Nah, di sisi lain, gw merasa bahwa film ini memang direkayasa sedemikian rupa sehingga keberpihakan gw jadi, well, lebih mudah, bikin gw makin melihat pihak satunya itu definitely deserve better—walau menurut gw tetapi si egois itu nggak punya hati dengan ngatur-ngatur pilihan hidup orang. You see, sekalipun gw kesal dengan filmnya, toh ternyata gw tetap memperhatikan isi filmnya, tetap aja terlibat secara (bikin) emosi sama film ini. Mirip ibu-ibu kita saat nonton sinetron atau sidang pengadilan live. Sebuah trik klasik tapi gw masih teperdaya, boleh juga film ini ckckck.

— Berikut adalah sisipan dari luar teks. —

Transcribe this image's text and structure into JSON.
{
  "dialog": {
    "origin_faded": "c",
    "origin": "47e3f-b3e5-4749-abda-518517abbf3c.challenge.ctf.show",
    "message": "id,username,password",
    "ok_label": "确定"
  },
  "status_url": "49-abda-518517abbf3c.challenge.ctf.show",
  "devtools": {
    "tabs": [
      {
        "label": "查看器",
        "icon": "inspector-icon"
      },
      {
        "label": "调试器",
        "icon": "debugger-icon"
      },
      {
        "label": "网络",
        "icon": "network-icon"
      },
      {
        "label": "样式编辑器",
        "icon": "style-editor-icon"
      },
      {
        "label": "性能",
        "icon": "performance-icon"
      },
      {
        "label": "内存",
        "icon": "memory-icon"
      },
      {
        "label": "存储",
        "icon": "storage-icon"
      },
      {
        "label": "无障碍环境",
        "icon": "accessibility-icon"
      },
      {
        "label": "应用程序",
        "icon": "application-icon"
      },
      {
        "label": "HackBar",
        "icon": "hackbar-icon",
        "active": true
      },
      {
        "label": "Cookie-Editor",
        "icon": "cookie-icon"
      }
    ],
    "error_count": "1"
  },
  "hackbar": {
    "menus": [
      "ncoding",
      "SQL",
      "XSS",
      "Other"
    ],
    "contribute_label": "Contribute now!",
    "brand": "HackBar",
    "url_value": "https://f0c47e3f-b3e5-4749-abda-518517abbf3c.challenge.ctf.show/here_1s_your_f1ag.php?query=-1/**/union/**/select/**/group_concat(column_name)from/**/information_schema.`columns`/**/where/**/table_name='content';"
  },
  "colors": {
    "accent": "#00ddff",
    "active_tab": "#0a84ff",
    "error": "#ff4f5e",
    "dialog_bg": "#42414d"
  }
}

Jadi, sama seperti film pertamanya, banyak hal yang gw nggak setuju dari film ini, mulai dari bahwa film ini ada =_=', sampai ke bagian-bagian ceritanya, durasinya sampai 2 jam pula. Yang sudah pasti gw setuju, juga sama kayak film pertamanya, adalah sinematografi dan tata produksi yang memaksimalkan bagian mereka dengan baik, sebagaimana yang bisa diharapkan dari tim pimpinan Hanung—memilih lokasi rumah sakit yang serba bundar itu brilian sekali =). Tetapi gw juga perlu akui bahwa sekalipun film ini agak lambat dalam membangun konfliknya, film ini termasuk nggak serba cengeng, setidaknya nggak tiap saat ada musik dramatis dan ekspresi histeris. Dan, jika ada satu hal yang menurut gw paling stand out di film ini adalah performa Raline Shah, yang makin lama makin articulate, dan ekspresi serta gesturnya makin natural, dan mungkin berpengaruh pula untuk gw condong berpihak sama karakter dia haha *yah ketauan deh siapa tadi yang gw maksud*.